Una piece teatrale per denunciare l'usura e il racket delle estorsioni
12/06/2012, 13:06

Una piece teatrale per denunciare l'usura e il racket delle estorsioni. Scritta e diretta da Alessandro Trigona viene presentata a Roma al Teatro Spazio Uno. Giovedì 14 giugno, alle ore 22.00, presso il Teatro Spazio Uno (Via dei Panieri, 3 – Trastevere) a Roma nell'ambito della Rassegna Teatro Futuro di Marco Maltauro e Pier Paolo Fiorini, verrà presentata nella sua versione teatrale originaria “Io sono Libera”, un progetto di Alessandro Trigona, che ne è autore e regista e vede come protagonisti Daniela Ricci e Mario Focardi. Le musiche, anch’esse originali, sono di Gianluca Pirazzoli e i costumi di Loredana Paletta.

Libera è una donna che, dopo la morte del marito, si trova vittima dell'usura e del racket delle estorsioni. Dopo un primo cedimento, Libera trova la forza di reagire e di denunciare i suoi aguzzini. Una storia di grande coraggio che pone al centro della vicenda una donna, rappresentando una novità infatti poche sono le storie raccontate che hanno come oggetto l'usura e il racket e che vedono coinvolta la figura femminile.
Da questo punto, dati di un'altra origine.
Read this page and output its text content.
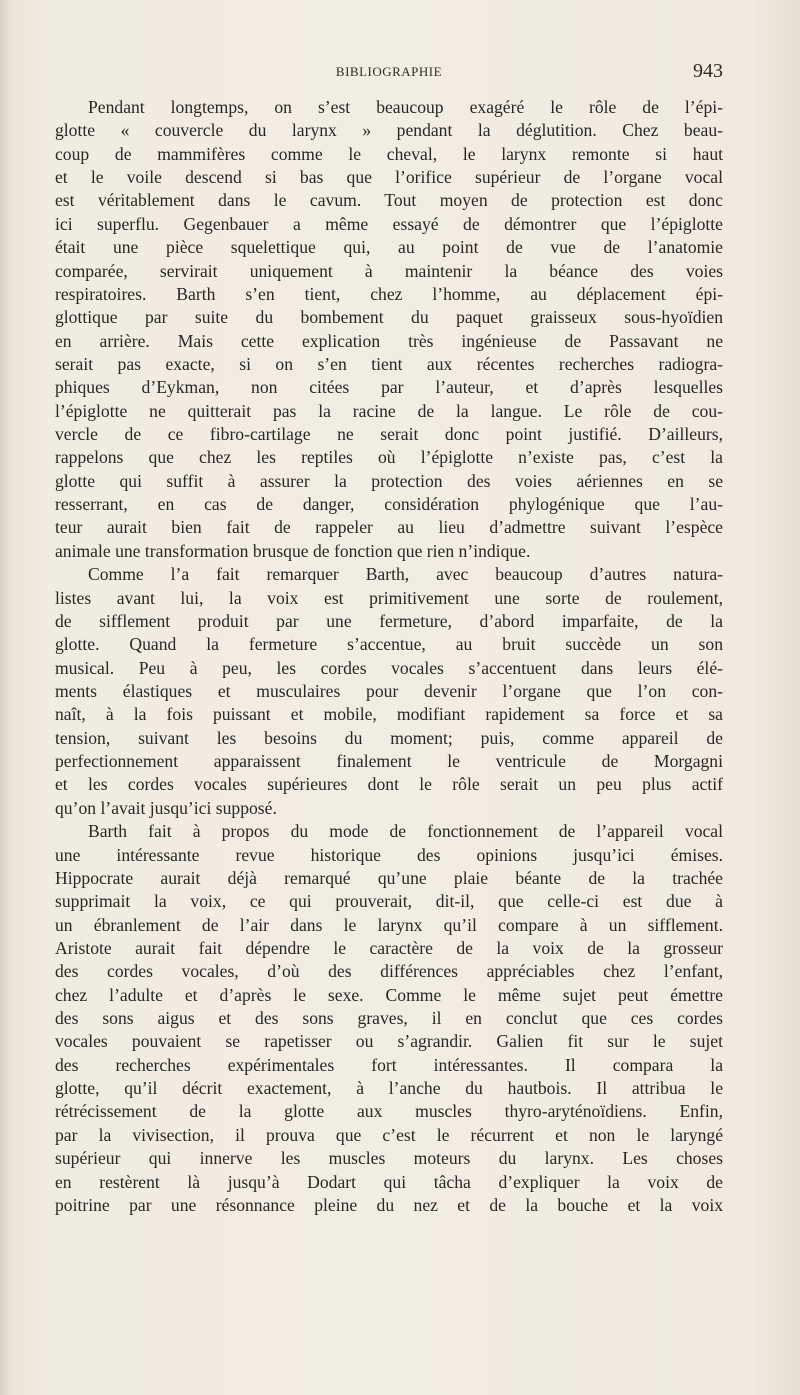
BIBLIOGRAPHIE	943
Pendant longtemps, on s’est beaucoup exagéré le rôle de l’épi-
glotte « couvercle du larynx » pendant la déglutition. Chez beau-
coup de mammifères comme le cheval, le larynx remonte si haut
et le voile descend si bas que l’orifice supérieur de l’organe vocal
est véritablement dans le cavum. Tout moyen de protection est donc
ici superflu. Gegenbauer a même essayé de démontrer que l’épiglotte
était une pièce squelettique qui, au point de vue de l’anatomie
comparée, servirait uniquement à maintenir la béance des voies
respiratoires. Barth s’en tient, chez l’homme, au déplacement épi-
glottique par suite du bombement du paquet graisseux sous-hyoïdien
en arrière. Mais cette explication très ingénieuse de Passavant ne
serait pas exacte, si on s’en tient aux récentes recherches radiogra-
phiques d’Eykman, non citées par l’auteur, et d’après lesquelles
l’épiglotte ne quitterait pas la racine de la langue. Le rôle de cou-
vercle de ce fibro-cartilage ne serait donc point justifié. D’ailleurs,
rappelons que chez les reptiles où l’épiglotte n’existe pas, c’est la
glotte qui suffit à assurer la protection des voies aériennes en se
resserrant, en cas de danger, considération phylogénique que l’au-
teur aurait bien fait de rappeler au lieu d’admettre suivant l’espèce
animale une transformation brusque de fonction que rien n’indique.
Comme l’a fait remarquer Barth, avec beaucoup d’autres natura-
listes avant lui, la voix est primitivement une sorte de roulement,
de sifflement produit par une fermeture, d’abord imparfaite, de la
glotte. Quand la fermeture s’accentue, au bruit succède un son
musical. Peu à peu, les cordes vocales s’accentuent dans leurs élé-
ments élastiques et musculaires pour devenir l’organe que l’on con-
naît, à la fois puissant et mobile, modifiant rapidement sa force et sa
tension, suivant les besoins du moment; puis, comme appareil de
perfectionnement apparaissent finalement le ventricule de Morgagni
et les cordes vocales supérieures dont le rôle serait un peu plus actif
qu’on l’avait jusqu’ici supposé.
Barth fait à propos du mode de fonctionnement de l’appareil vocal
une intéressante revue historique des opinions jusqu’ici émises.
Hippocrate aurait déjà remarqué qu’une plaie béante de la trachée
supprimait la voix, ce qui prouverait, dit-il, que celle-ci est due à
un ébranlement de l’air dans le larynx qu’il compare à un sifflement.
Aristote aurait fait dépendre le caractère de la voix de la grosseur
des cordes vocales, d’où des différences appréciables chez l’enfant,
chez l’adulte et d’après le sexe. Comme le même sujet peut émettre
des sons aigus et des sons graves, il en conclut que ces cordes
vocales pouvaient se rapetisser ou s’agrandir. Galien fit sur le sujet
des recherches expérimentales fort intéressantes. Il compara la
glotte, qu’il décrit exactement, à l’anche du hautbois. Il attribua le
rétrécissement de la glotte aux muscles thyro-aryténoïdiens. Enfin,
par la vivisection, il prouva que c’est le récurrent et non le laryngé
supérieur qui innerve les muscles moteurs du larynx. Les choses
en restèrent là jusqu’à Dodart qui tâcha d’expliquer la voix de
poitrine par une résonnance pleine du nez et de la bouche et la voix
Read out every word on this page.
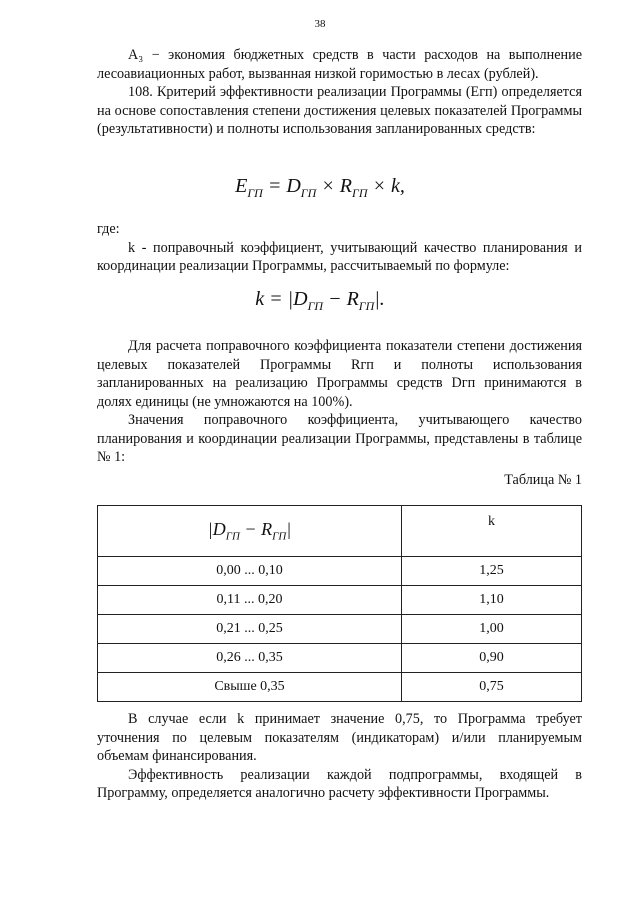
38

А₃ − экономия бюджетных средств в части расходов на выполнение лесоавиационных работ, вызванная низкой горимостью в лесах (рублей).

108. Критерий эффективности реализации Программы (Егп) определяется на основе сопоставления степени достижения целевых показателей Программы (результативности) и полноты использования запланированных средств:

$E_{ГП} = D_{ГП} \times R_{ГП} \times k$,

где:

k - поправочный коэффициент, учитывающий качество планирования и координации реализации Программы, рассчитываемый по формуле:

$k = |D_{ГП} - R_{ГП}|$.

Для расчета поправочного коэффициента показатели степени достижения целевых показателей Программы Rгп и полноты использования запланированных на реализацию Программы средств Dгп принимаются в долях единицы (не умножаются на 100%).

Значения поправочного коэффициента, учитывающего качество планирования и координации реализации Программы, представлены в таблице № 1:

Таблица № 1
$|D_{ГП} - R_{ГП}|$	k
0,00 ... 0,10	1,25
0,11 ... 0,20	1,10
0,21 ... 0,25	1,00
0,26 ... 0,35	0,90
Свыше 0,35	0,75

В случае если k принимает значение 0,75, то Программа требует уточнения по целевым показателям (индикаторам) и/или планируемым объемам финансирования.

Эффективность реализации каждой подпрограммы, входящей в Программу, определяется аналогично расчету эффективности Программы.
Questa piece teatrale fa parte di un progetto molto più ampio e complesso che, partendo proprio dal testo teatrale, vuole diventare film e punta di diamante di una campagna di denuncia del fenomeno dell'usura, in forte espansione, e del racket dell'estorsione.

L'intero progetto è prodotto dal gruppo Dogma Mediart srl e Musikè sas, e vede il sostegno di numerose ed importanti realtà istituzionali e associative che contrastano tali fenomeni criminali come: il SILP-CGL del Lazio (sindacato di Polizia), SOS Impresa, il Sindacato Nazionale Scrittori (CGIL), la Federazione Unitaria Italiana Scrittori, la UIL di Piacenza, Libera Miranese, la Web-TV, Edda Edizioni, Unika (Accademia di danza, musica, teatro di Bari) e la Cromovideo.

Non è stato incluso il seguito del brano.